The International Society of Craniofacial Surgery (ISCFS) was founded in June 1983 in Montreal as the Craniofacial Chapter of the International Confederation for Plastic, Reconstructive and Aesthetic Surgery.
The 18 founding members represented the leading plastic surgeons in the world with an interest in and focus on craniofacial surgery.
Initially named the International Society of Craniomaxillofacial Surgery, the organization renamed itself as the International Society of Craniofacial Surgery to more accurately reflect the work of the membership and to acknowledge the divergence of the fields.
- Furnish leadership and foster advances in craniofacial surgery
- Provide a forum for exchange of knowledge pertaining to the practice
- Stimulate research, investigation, and teaching methods for preventing and correcting congenital and acquired craniofacial deformities
- Enhance the study and practice of craniofacial surgery
- Afford recognition to those who have contributed to craniofacial surgery by extending to them membership in the ISCFS.
The Society was founded in June, 1983 in Montreal as the Craniofacial Chapter of the International Confederation for Plastic, Reconstructive and Aesthetic Surgery. Eighteen founding members were present at that meeting, held at the time of the International Confederation Quadrennial Congress in Montreal.
The founding members then represented, and in many instances still do represent, the leading plastic surgeons in the world with an interest in and focus on craniofacial surgery. The founding members were:
- Dr. E.P.Caronni
- Mr D.J. David
- Dr M.T. Edgerton
- Dr. I.T. Jackson
- D. B. Johanson
- Dr. H.K. Kawamoto
- Dr. D. Marchac
- Dr J.G. McCarthy
- Dr I.R. Munro
- Dr J.E. Murray
- Dr. F. Ortiz-Monasterio
- Dr. J. Psillakis
- Dr K.E. Salyer
- Dr M. Striker
- Dr P.Tessier
- Dr J. C. van der Meulen
- Dr. L.A.Whitaker
- Dr. S.A. Wolfe.
Paul Tessier was elected Honorary President at that meeting, and a by-laws committee was established.
Criteria were set for entrance to membership, particularly including the necessity for having formal training by a team recognized internationally, the necessity for having publications in the field of craniofacial surgery in the 24 months prior to application, and the need for doing a certain number of intracraniofacial procedures per year.
Initially, the Society was named the International Society of Craniomaxillofacial Surgery. However, because of the divergence of the fields, and in the interest of clarification, the name was subsequently changed to its current form, the International Society of Craniofacial Surgery.
The Society’s first meeting was held in 1985 in La Napoule, France, with Paul Tessier presiding as honorary President. In 1987, the meeting was held in New Delhi, India at the time of the International Confederation meeting, Dr. Paul Tessier presiding.

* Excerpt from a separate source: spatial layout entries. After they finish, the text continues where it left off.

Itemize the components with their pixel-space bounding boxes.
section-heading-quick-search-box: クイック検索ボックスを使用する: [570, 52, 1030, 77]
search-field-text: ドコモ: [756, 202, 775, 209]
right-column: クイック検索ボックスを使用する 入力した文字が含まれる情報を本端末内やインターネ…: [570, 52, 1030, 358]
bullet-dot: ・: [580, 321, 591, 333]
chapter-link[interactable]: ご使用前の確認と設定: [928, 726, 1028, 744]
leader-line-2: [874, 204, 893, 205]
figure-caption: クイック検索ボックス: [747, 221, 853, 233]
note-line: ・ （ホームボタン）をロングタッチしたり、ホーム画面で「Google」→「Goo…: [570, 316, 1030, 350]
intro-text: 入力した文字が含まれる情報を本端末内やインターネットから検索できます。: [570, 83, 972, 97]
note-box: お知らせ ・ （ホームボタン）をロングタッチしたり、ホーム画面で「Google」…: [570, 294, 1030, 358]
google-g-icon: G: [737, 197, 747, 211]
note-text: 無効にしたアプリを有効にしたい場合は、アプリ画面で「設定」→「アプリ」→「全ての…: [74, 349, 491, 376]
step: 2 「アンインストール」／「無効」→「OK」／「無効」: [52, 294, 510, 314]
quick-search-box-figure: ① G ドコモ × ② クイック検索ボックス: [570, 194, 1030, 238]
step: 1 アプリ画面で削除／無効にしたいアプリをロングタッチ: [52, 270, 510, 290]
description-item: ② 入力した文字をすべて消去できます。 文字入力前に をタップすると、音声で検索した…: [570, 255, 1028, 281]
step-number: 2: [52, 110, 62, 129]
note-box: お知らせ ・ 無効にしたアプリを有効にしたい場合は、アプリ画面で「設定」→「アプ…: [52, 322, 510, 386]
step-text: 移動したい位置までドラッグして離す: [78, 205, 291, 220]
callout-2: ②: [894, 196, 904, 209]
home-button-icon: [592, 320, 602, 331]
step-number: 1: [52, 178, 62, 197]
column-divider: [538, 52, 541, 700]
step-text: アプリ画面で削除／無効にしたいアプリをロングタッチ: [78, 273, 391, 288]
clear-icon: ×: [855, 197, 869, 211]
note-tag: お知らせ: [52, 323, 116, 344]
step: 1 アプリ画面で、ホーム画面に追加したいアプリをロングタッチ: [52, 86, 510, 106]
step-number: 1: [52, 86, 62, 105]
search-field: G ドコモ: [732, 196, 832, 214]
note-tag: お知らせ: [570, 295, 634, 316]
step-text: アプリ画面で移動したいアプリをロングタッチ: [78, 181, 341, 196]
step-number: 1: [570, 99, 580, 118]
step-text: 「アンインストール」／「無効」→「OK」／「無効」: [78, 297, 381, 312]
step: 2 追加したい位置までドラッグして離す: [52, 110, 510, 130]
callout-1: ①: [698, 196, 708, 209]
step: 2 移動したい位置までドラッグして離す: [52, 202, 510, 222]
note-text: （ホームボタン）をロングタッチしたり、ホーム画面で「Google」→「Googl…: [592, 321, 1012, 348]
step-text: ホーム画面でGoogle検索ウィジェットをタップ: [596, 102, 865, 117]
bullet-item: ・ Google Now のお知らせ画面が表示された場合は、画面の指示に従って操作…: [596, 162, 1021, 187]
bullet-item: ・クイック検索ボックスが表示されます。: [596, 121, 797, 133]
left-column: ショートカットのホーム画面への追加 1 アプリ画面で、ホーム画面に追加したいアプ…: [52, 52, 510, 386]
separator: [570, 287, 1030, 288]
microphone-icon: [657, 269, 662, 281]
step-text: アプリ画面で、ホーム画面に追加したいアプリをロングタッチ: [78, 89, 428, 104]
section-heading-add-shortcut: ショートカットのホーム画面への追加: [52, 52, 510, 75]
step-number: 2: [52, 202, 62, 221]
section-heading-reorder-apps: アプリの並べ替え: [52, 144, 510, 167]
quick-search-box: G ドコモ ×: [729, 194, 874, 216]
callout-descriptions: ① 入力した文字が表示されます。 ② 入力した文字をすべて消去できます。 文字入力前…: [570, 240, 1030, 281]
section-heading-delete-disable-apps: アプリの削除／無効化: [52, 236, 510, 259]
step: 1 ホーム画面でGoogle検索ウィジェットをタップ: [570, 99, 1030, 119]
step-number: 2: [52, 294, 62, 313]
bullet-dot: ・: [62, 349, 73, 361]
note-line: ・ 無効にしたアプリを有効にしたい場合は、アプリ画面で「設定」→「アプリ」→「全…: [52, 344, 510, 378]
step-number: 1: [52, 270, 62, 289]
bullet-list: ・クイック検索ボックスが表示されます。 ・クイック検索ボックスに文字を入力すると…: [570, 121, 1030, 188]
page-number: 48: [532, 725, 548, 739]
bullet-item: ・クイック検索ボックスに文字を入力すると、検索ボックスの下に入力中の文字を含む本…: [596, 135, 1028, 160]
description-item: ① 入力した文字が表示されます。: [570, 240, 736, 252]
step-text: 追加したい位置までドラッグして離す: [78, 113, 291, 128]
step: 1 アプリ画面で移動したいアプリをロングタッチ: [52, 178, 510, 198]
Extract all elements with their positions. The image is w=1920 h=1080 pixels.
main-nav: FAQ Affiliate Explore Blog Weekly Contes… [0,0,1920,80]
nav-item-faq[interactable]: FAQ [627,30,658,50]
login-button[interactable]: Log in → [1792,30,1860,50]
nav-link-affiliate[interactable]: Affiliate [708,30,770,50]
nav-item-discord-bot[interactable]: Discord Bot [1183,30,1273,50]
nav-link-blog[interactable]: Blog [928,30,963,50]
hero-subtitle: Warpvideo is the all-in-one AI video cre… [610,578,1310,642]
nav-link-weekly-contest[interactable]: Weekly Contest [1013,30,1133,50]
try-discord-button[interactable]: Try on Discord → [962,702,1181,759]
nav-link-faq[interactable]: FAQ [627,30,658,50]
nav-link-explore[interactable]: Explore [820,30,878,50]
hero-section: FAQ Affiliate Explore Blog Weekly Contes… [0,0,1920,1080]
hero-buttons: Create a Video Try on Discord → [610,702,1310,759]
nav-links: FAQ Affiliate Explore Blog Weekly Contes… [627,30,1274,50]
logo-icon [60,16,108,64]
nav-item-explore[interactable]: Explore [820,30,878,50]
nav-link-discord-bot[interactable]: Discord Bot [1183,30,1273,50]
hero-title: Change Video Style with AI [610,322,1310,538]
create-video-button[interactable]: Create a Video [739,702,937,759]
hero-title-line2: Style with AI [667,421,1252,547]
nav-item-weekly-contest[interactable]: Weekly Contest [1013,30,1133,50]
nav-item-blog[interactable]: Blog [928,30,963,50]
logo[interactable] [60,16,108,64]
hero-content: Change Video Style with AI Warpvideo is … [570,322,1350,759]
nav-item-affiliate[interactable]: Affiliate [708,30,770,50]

In 1989, ISCFS met in Florence, Italy, Ian Munro presiding; in 1991, the meeting was in Santiago de Compostela, Spain, following the International Confederation meeting, Dr. Joseph McCarthy presiding. In 1993, the ISCFS met in Oaxaca, Mexico, Fernando Ortiz-Monasterio presiding. At the 1995 meeting in St. Tropez, France, Daniel Marchac presided.
The Seventh Biennial Congress of the Society was the first time the ISCFS met in the United States. The ISCFS gathered in Santa Fe, New Mexico, September 15-17, 1997, and Linton A. Whitaker presided.
The seventh biennial meeting was attended by more registrants than were present at the previous meeting, continuing the steady biennial increases in attendance. At the ISCFS’s latest meeting, held in France, 270 registrants attended from 29 countries.
The biennial Congress’ paper presentations have evolved from descriptions of basic techniques of how to do craniofacial surgery, at the original meeting, to outcomes studies and presentations of new techniques.
Most recently, meeting papers have addressed such matters as: a focus on molecular biology as it relates to craniofacial growth and development, minimally invasive procedures for treatment of craniofacial anomalies such as distraction osteogenesis, the use of endoscopic procedures, application of advanced imaging techniques, and the continuing assessment of methodology currently in use.